Partitioning in Datasets

Posted: Wed Jun 23, 2010 6:59 am
by SwathiCh
Hi All,

I have a requirement to join two datasets created in two other jobs. One of the job is running on single node and other is running on multi node.

In both the jobs before creating datasets, data is sorted on key and hashed on key.

In third job I am joining these two datasets on same key with SAME partition before join and I am running job on multi node.

Is it give the correct join results?

My confusion is, I am using a dataset which is created on single node in multi node job with same partition.

Any ideas please?

Posted: Wed Jun 23, 2010 7:02 am
by chulett
You'd be the only one that knows if the "join results" are correct or not. Mixing partitioned datasets like that shouldn't be an issue as far as I know.

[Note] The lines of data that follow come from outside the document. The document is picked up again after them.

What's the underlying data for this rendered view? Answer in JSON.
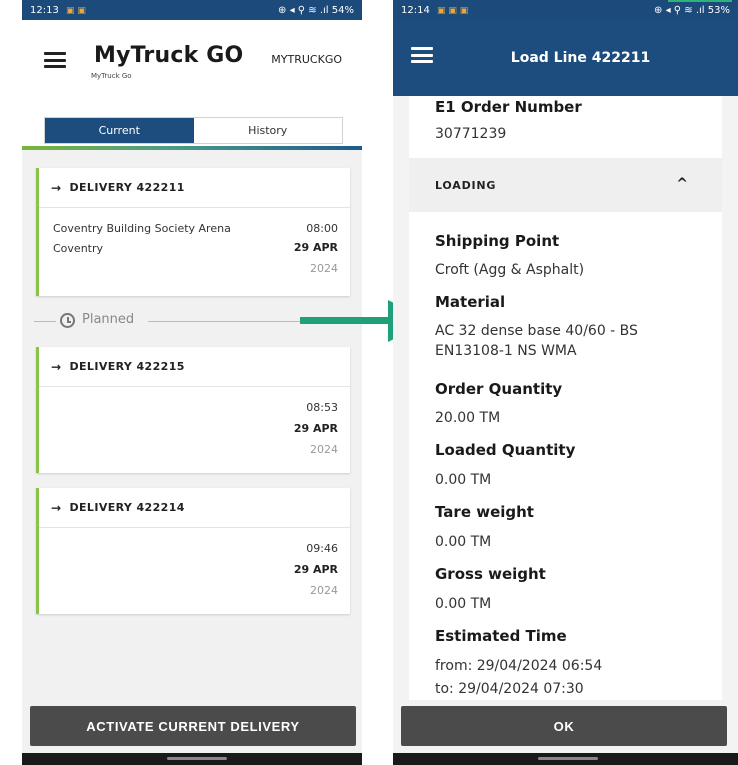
{
  "left_phone": {
    "status_bar": {
      "time": "12:13",
      "notifications": "▣ ▣",
      "icons": "⊕ ◂ ⚲ ≋ .ıl",
      "battery": "54%"
    },
    "header": {
      "app_name": "MyTruck GO",
      "app_subtitle": "MyTruck Go",
      "account": "MYTRUCKGO",
      "menu_icon": "hamburger-icon"
    },
    "tabs": [
      {
        "label": "Current",
        "active": true
      },
      {
        "label": "History",
        "active": false
      }
    ],
    "deliveries": [
      {
        "title": "DELIVERY 422211",
        "location": "Coventry Building Society Arena",
        "city": "Coventry",
        "time": "08:00",
        "date": "29 APR",
        "year": "2024"
      },
      {
        "title": "DELIVERY 422215",
        "location": "",
        "city": "",
        "time": "08:53",
        "date": "29 APR",
        "year": "2024"
      },
      {
        "title": "DELIVERY 422214",
        "location": "",
        "city": "",
        "time": "09:46",
        "date": "29 APR",
        "year": "2024"
      }
    ],
    "planned_label": "Planned",
    "action_button": "ACTIVATE CURRENT DELIVERY"
  },
  "right_phone": {
    "status_bar": {
      "time": "12:14",
      "notifications": "▣ ▣ ▣",
      "icons": "⊕ ◂ ⚲ ≋ .ıl",
      "battery": "53%"
    },
    "header": {
      "title": "Load Line 422211",
      "menu_icon": "hamburger-icon"
    },
    "order_number": {
      "label": "E1 Order Number",
      "value": "30771239"
    },
    "section": {
      "title": "LOADING",
      "toggle": "^"
    },
    "fields": {
      "shipping_point": {
        "label": "Shipping Point",
        "value": "Croft (Agg & Asphalt)"
      },
      "material": {
        "label": "Material",
        "value_line1": "AC 32 dense base 40/60 - BS",
        "value_line2": "EN13108-1 NS WMA"
      },
      "order_quantity": {
        "label": "Order Quantity",
        "value": "20.00 TM"
      },
      "loaded_quantity": {
        "label": "Loaded Quantity",
        "value": "0.00 TM"
      },
      "tare_weight": {
        "label": "Tare weight",
        "value": "0.00 TM"
      },
      "gross_weight": {
        "label": "Gross weight",
        "value": "0.00 TM"
      },
      "estimated_time": {
        "label": "Estimated Time",
        "from": "from: 29/04/2024 06:54",
        "to": "to: 29/04/2024 07:30"
      }
    },
    "action_button": "OK"
  },
  "colors": {
    "brand_blue": "#1d4c7e",
    "accent_green": "#8bc34a",
    "arrow_teal": "#1fa07a",
    "button_gray": "#4b4b4b"
  }
}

Posted: Wed Jun 23, 2010 7:12 am
by SwathiCh
Thanks Chulett,

I am testing this job, it seems that I am getting the correct results but want to confirm with our expertise people here.

If I am creating a hashed dataset on single node means all the records will go into one partition on that node, in other dataset records will be scattered along multi nodes, then how datastage will take care of this join?

Posted: Wed Jun 23, 2010 7:16 am
by chulett
Automatically. :wink:

The number of nodes used to create a dataset does not restrict the number of nodes you can use to read it.

Posted: Wed Jun 23, 2010 7:23 am
by priyadarshikunal
Dataset created by job on single node will not have partition at all as all the key will be on same node. Datastage by default inserts sort and hash partitioning (for join) unless you change the environment variable to force datastage not to do it.

In this case, just to be on safer side, hash partition data to match the dataset created on multiple node, IMHO.

Posted: Wed Jun 23, 2010 7:54 am
by SwathiCh
Thanks Chulett, Priyadarshi,

It means eventhough dataset is created on single node, when reading the same dataset from multinode, datastage automatically insert the tsort and hash operators internally and do a repartition the single node dataset data as per multinode requirements.

Thanks, Good point.

Posted: Wed Jun 23, 2010 5:07 pm
by ray.wurlod
While that is true, it may introduce inefficiencies. For example, is the sort really necessary? (Data Sets preserve sorted order among other things.)